Stem cells: generation and regeneration

Stem cells are a hot topic - but what are they, exactely?


Every one of the millions of cells of the human body, with the exception of germ cells, contains the same DNA sequence, that is, the same instructions. In an embryo, at the initial steps of development, all cells are equivalent and can give rise to any type of cell. The so-called embryonic stem cells maintain this property indefinitely; this is why it is said they are totipotent (they can give rise to all types of tissue). How a full organism, formed by different types of cells, can be generated from a single cell is precisely what is studied in developmental biology. Stem cells are dividing constantly, giving rise to daughter cells which, at a given time, will activate their cellular differentiation program - marked by the activation of specific genes- and will become a specific type of cell: a cardiac cell, a skin cell, etc.
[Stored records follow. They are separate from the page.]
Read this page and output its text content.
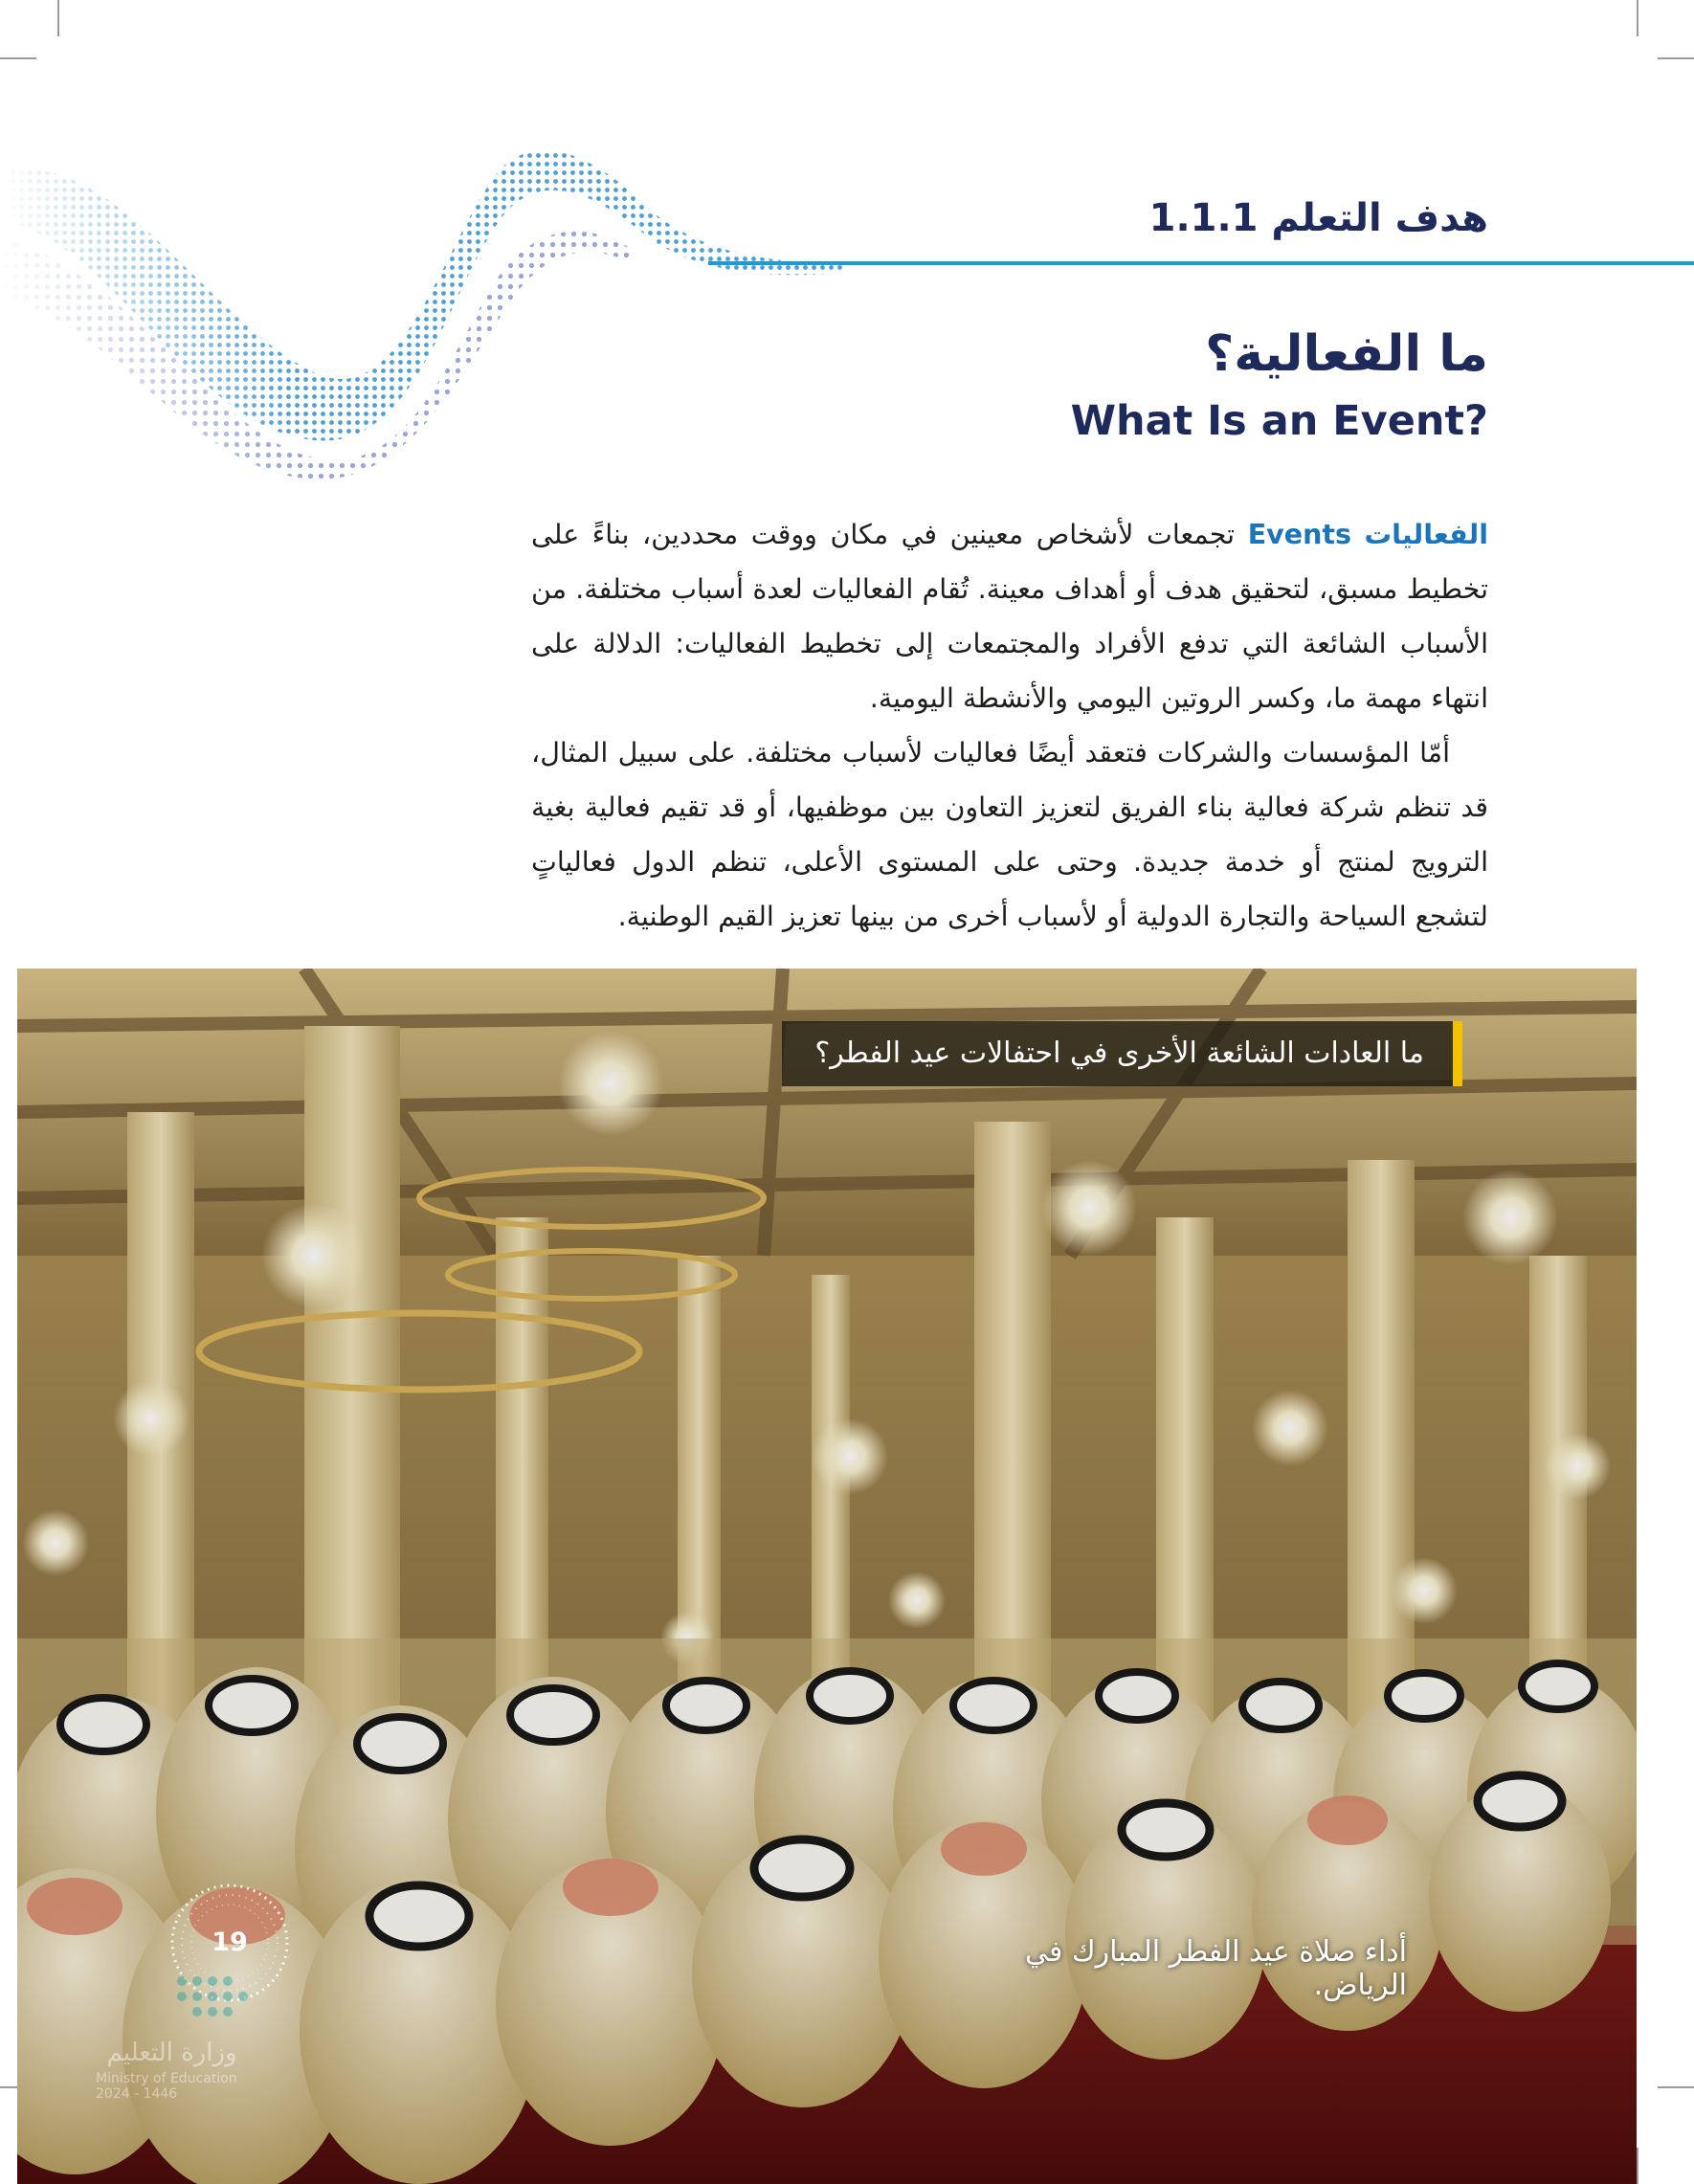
هدف التعلم 1.1.1
ما الفعالية؟
What Is an Event?

الفعاليات Events تجمعات لأشخاص معينين في مكان ووقت محددين، بناءً على تخطيط مسبق، لتحقيق هدف أو أهداف معينة. تُقام الفعاليات لعدة أسباب مختلفة. من الأسباب الشائعة التي تدفع الأفراد والمجتمعات إلى تخطيط الفعاليات: الدلالة على انتهاء مهمة ما، وكسر الروتين اليومي والأنشطة اليومية.

أمّا المؤسسات والشركات فتعقد أيضًا فعاليات لأسباب مختلفة. على سبيل المثال، قد تنظم شركة فعالية بناء الفريق لتعزيز التعاون بين موظفيها، أو قد تقيم فعالية بغية الترويج لمنتج أو خدمة جديدة. وحتى على المستوى الأعلى، تنظم الدول فعالياتٍ لتشجع السياحة والتجارة الدولية أو لأسباب أخرى من بينها تعزيز القيم الوطنية.

19
وزارة التعليم
Ministry of Education
2024 - 1446
ما العادات الشائعة الأخرى في احتفالات عيد الفطر؟
أداء صلاة عيد الفطر المبارك في الرياض.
It is the totipotency of stem cells what interests scientists and the base of their future use in regenerative medicine, whose aim is to regenerate tissues, such as muscle, or to cure diseases such as Parkinson and Alzheimer. The idea is to transplant stem cells into the damaged tissue, and that these cells then generate new cells of the type that is needed.

Working with embryonic cells is an ethically controversial subject, and so scientists from all over the world are looking for new sources of stem cells. One possibility are the stem cells that can be found in the bone marrow. These adult stem cells are not able to generate all types of cells, but can differentiate into a variety of blood cells during their life. Scientists hope to be able to reprogram these adult stem cells so that, instead of generating only blood cells, they are able to generate any type of cells, as embryonic stem cells do.